Jun Liu, Harvard University

Title: Novel Sequential Monte Carlo Techniques and Their Applications to Protein Structure Analysis

I will describe the general sequential Monte Carlo (SMC) methodology, which has become popular in the engineering and statistics communities, and discribe its connections with molecular structure simulations and optimizations. Two new ideas for improving the efficiency of SMC methods will be introduced: using pilot samples to guide for resampling and incorporating a data-dependent optimal resampling criterion. We will illustrate these ideas using examples from Hydrophobic-Hydrophilic (HP) protein model simulation and near-native structure sampling. By applying the new SMC scheme, we were able to characterize many important ensemble properties of NNS, including the size of NNS set, the probability of randomly sampling one NNS structure, and the occurrence of native contacts in NNS. We also found that the widely used pairwise potential function behaved surprisingly bad for stabilizing near native protein structures. Based on the joint work with Junni Zhang, Jinfeng Zhang, Ming Lin, Rong Chen, and Jie Liang. Johannes Rudolph, Duke University

Title: Protein-Protein Interfaces

Protein-protein interactions form the basis for most cellular processes including events such as cell division and growth that are intimately linked to human diseases. Despite their importance and many previous studies, our understanding of the molecular basis for protein-protein interactions remains poor, lagging far behind that of protein folding and structure. We are striving to fill this gap by elucidating universal descriptors of protein interfaces based on composition, shape, and forces. We begin by defining and generating the interface surface between two or more complexed proteins using tools from computational geometry including weighted Voronoi diagrams, weighted Delauney triangulations, and topological persistence. Simply described, the interface surface is a wrinkly (non-flat) sheet halfway between two proteins trimmed where it protrudes beyond the interface. The advantage of the single interface surface over separate surfaces of the contributing proteins is that it provides a well-defined object that can be readily manipulated in calculations and be easily visualized. Analogous to protein structures, we define a hierarchy of structures on the interface surface. Primary structure describes the adjacencies (intra- and inter-molecular) of the residues contributing to the interface. Secondary structures are recurring geometric motifs such as cups and planes. We believe that most interface surfaces consist of a few canonical motifs, equivalent to alpha-helices and beta-sheets in protein structures. The landscape of these motifs forms the tertiary structure of an interface, which we refer to as the fold. Our goal is classifying interfaces through a deeper understanding of these three hierarchical structures and their interdependence. We also study a variety of naturally defined functions on the interface surface including distance to neighboring proteins and electrostatic potentials. We have demonstrated the biochemical relevance of the interface surface by using it to identify hotspot residues and partition the interface into previously recognized fragments. Additionally, we have established a web-based Protein Interface Database for analyzing and disseminating our data.

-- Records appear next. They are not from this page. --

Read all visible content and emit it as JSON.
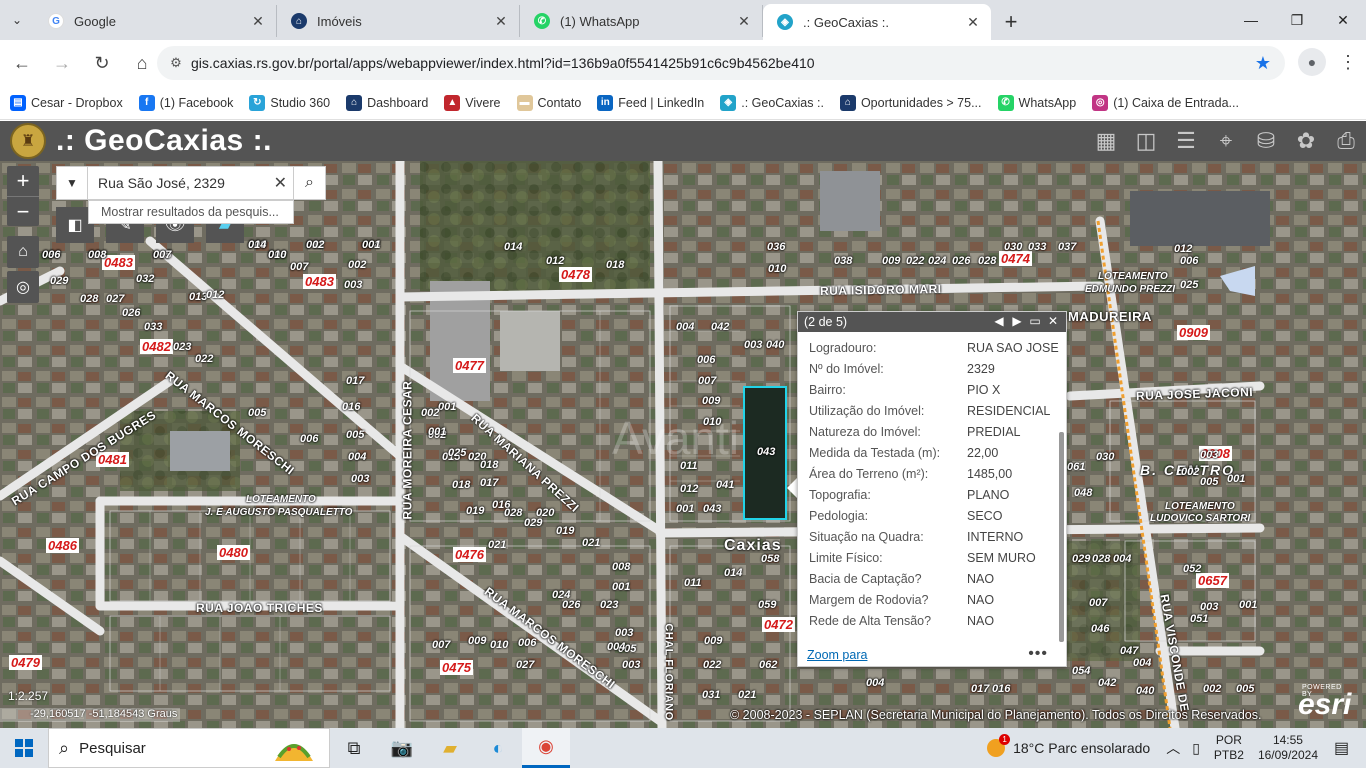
{
  "browser": {
    "tabs": [
      {
        "title": "Google",
        "icon": "google-icon",
        "color": "#4285f4",
        "glyph": "G"
      },
      {
        "title": "Imóveis",
        "icon": "house-icon",
        "color": "#1b3a6b",
        "glyph": "⌂"
      },
      {
        "title": "(1) WhatsApp",
        "icon": "whatsapp-icon",
        "color": "#25d366",
        "glyph": "✆"
      },
      {
        "title": ".: GeoCaxias :.",
        "icon": "geocaxias-icon",
        "color": "#22a3c9",
        "glyph": "◈"
      }
    ],
    "url": "gis.caxias.rs.gov.br/portal/apps/webappviewer/index.html?id=136b9a0f5541425b91c6c9b4562be410",
    "bookmarks": [
      {
        "label": "Cesar - Dropbox",
        "color": "#0061fe",
        "glyph": "▤"
      },
      {
        "label": "(1) Facebook",
        "color": "#1877f2",
        "glyph": "f"
      },
      {
        "label": "Studio 360",
        "color": "#29a3d8",
        "glyph": "↻"
      },
      {
        "label": "Dashboard",
        "color": "#1b3a6b",
        "glyph": "⌂"
      },
      {
        "label": "Vivere",
        "color": "#c1272d",
        "glyph": "▲"
      },
      {
        "label": "Contato",
        "color": "#e0c79a",
        "glyph": "▬"
      },
      {
        "label": "Feed | LinkedIn",
        "color": "#0a66c2",
        "glyph": "in"
      },
      {
        "label": ".: GeoCaxias :.",
        "color": "#22a3c9",
        "glyph": "◈"
      },
      {
        "label": "Oportunidades > 75...",
        "color": "#1b3a6b",
        "glyph": "⌂"
      },
      {
        "label": "WhatsApp",
        "color": "#25d366",
        "glyph": "✆"
      },
      {
        "label": "(1) Caixa de Entrada...",
        "color": "#c13584",
        "glyph": "◎"
      }
    ]
  },
  "app": {
    "title": ".: GeoCaxias :.",
    "search": {
      "value": "Rua São José, 2329",
      "suggestion": "Mostrar resultados da pesquis..."
    }
  },
  "popup": {
    "counter": "(2 de 5)",
    "fields": [
      {
        "label": "Logradouro:",
        "value": "RUA SAO JOSE"
      },
      {
        "label": "Nº do Imóvel:",
        "value": "2329"
      },
      {
        "label": "Bairro:",
        "value": "PIO X"
      },
      {
        "label": "Utilização do Imóvel:",
        "value": "RESIDENCIAL"
      },
      {
        "label": "Natureza do Imóvel:",
        "value": "PREDIAL"
      },
      {
        "label": "Medida da Testada (m):",
        "value": "22,00"
      },
      {
        "label": "Área do Terreno (m²):",
        "value": "1485,00"
      },
      {
        "label": "Topografia:",
        "value": "PLANO"
      },
      {
        "label": "Pedologia:",
        "value": "SECO"
      },
      {
        "label": "Situação na Quadra:",
        "value": "INTERNO"
      },
      {
        "label": "Limite Físico:",
        "value": "SEM MURO"
      },
      {
        "label": "Bacia de Captação?",
        "value": "NAO"
      },
      {
        "label": "Margem de Rodovia?",
        "value": "NAO"
      },
      {
        "label": "Rede de Alta Tensão?",
        "value": "NAO"
      }
    ],
    "zoom_label": "Zoom para"
  },
  "map": {
    "scale": "1:2.257",
    "coordinates": "-29,160517 -51,184543 Graus",
    "copyright": "© 2008-2023 - SEPLAN (Secretaria Municipal do Planejamento). Todos os Direitos Reservados.",
    "esri": "esri",
    "esri_powered": "POWERED BY",
    "city_label": "Caxias",
    "watermark": "Avanti",
    "streets": [
      "RUA ISIDORO MARI",
      "MADUREIRA",
      "RUA JOSE JACONI",
      "RUA MARIANA PREZZI",
      "RUA MOREIRA CESAR",
      "RUA MARCOS MORESCHI",
      "RUA MARCOS MORESCHI",
      "RUA CAMPO DOS BUGRES",
      "RUA JOAO TRICHES",
      "CHAL FLORIANO",
      "RUA VISCONDE DE",
      "B. CENTRO"
    ],
    "subdivisions": [
      "LOTEAMENTO",
      "EDMUNDO PREZZI",
      "LOTEAMENTO",
      "J. E AUGUSTO PASQUALETTO",
      "LOTEAMENTO",
      "LUDOVICO SARTORI"
    ],
    "blocks": [
      "0483",
      "0483",
      "0478",
      "0474",
      "0909",
      "0482",
      "0477",
      "0481",
      "0908",
      "0486",
      "0480",
      "0476",
      "0472",
      "0657",
      "0475",
      "0479"
    ],
    "lots": [
      "009",
      "011",
      "004",
      "030",
      "024",
      "015",
      "008",
      "007",
      "003",
      "002",
      "014",
      "012",
      "018",
      "036",
      "010",
      "038",
      "009",
      "022",
      "024",
      "026",
      "028",
      "030",
      "033",
      "037",
      "012",
      "006",
      "025",
      "029",
      "028",
      "027",
      "026",
      "032",
      "013",
      "012",
      "033",
      "022",
      "023",
      "004",
      "042",
      "003",
      "040",
      "006",
      "007",
      "009",
      "010",
      "011",
      "012",
      "041",
      "001",
      "020",
      "043",
      "001",
      "002",
      "015",
      "018",
      "019",
      "020",
      "021",
      "005",
      "006",
      "017",
      "016",
      "005",
      "004",
      "003",
      "002",
      "001",
      "025",
      "018",
      "017",
      "016",
      "028",
      "029",
      "019",
      "021",
      "023",
      "024",
      "026",
      "027",
      "006",
      "010",
      "003",
      "005",
      "004",
      "003",
      "008",
      "009",
      "007",
      "001",
      "014",
      "011",
      "009",
      "058",
      "059",
      "062",
      "021",
      "022",
      "031",
      "030",
      "029",
      "028",
      "004",
      "052",
      "051",
      "007",
      "001",
      "002",
      "005",
      "004",
      "016",
      "017",
      "054",
      "042",
      "040",
      "046",
      "047",
      "048",
      "001",
      "005",
      "003",
      "002",
      "061",
      "003",
      "004",
      "014",
      "002",
      "001",
      "006",
      "008",
      "007",
      "010"
    ],
    "selected_lot": "043"
  },
  "taskbar": {
    "search_placeholder": "Pesquisar",
    "weather": "18°C  Parc ensolarado",
    "lang_1": "POR",
    "lang_2": "PTB2",
    "time": "14:55",
    "date": "16/09/2024"
  }
}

L. Ridgway Scott, University of Chicago

Title: Digital biology: Relations between data-mining in biological sequences and physical chemistry

The digital nature of biology is crucial to its functioning as an information system. The hierarchical development of biological components (translating DNA to proteins which form complexes in cells that aggregate to make tissue which form organs in different species) is discrete (or quantized) at each step. It is important to understand what makes proteins bind to other proteins predictably and not in a continuous distribution of places, the way grease forms into blobs.

Data mining is a major technique in bioinformatics. It has been used on both genomic and proteomic data bases with significant success. One key issue in data mining is the type of lens that is used to examine the data. At the simplest level, one can just view the data as sequences of letters in some alphabet. However, it is also possible to view the data in a more sophisticated way using concepts and tools from physical chemistry. We will give illustrations of the latter and also show how data mining (in the PDB) has been used to derive new results in physical chemistry. Thus there is a useful two-way interaction between data mining and physical chemistry.

We will give a detailed description of how data mining in the PDB can give clues to how proteins interact. This work makes precise the notion of hydrophobic interaction in certain cases. It provides an understanding of how molecular recognition and signaling can evolve. We also illustrate how this can be used to understand enzymatic activity. This work also introduces a new model of electrostatics for protein-solvent systems.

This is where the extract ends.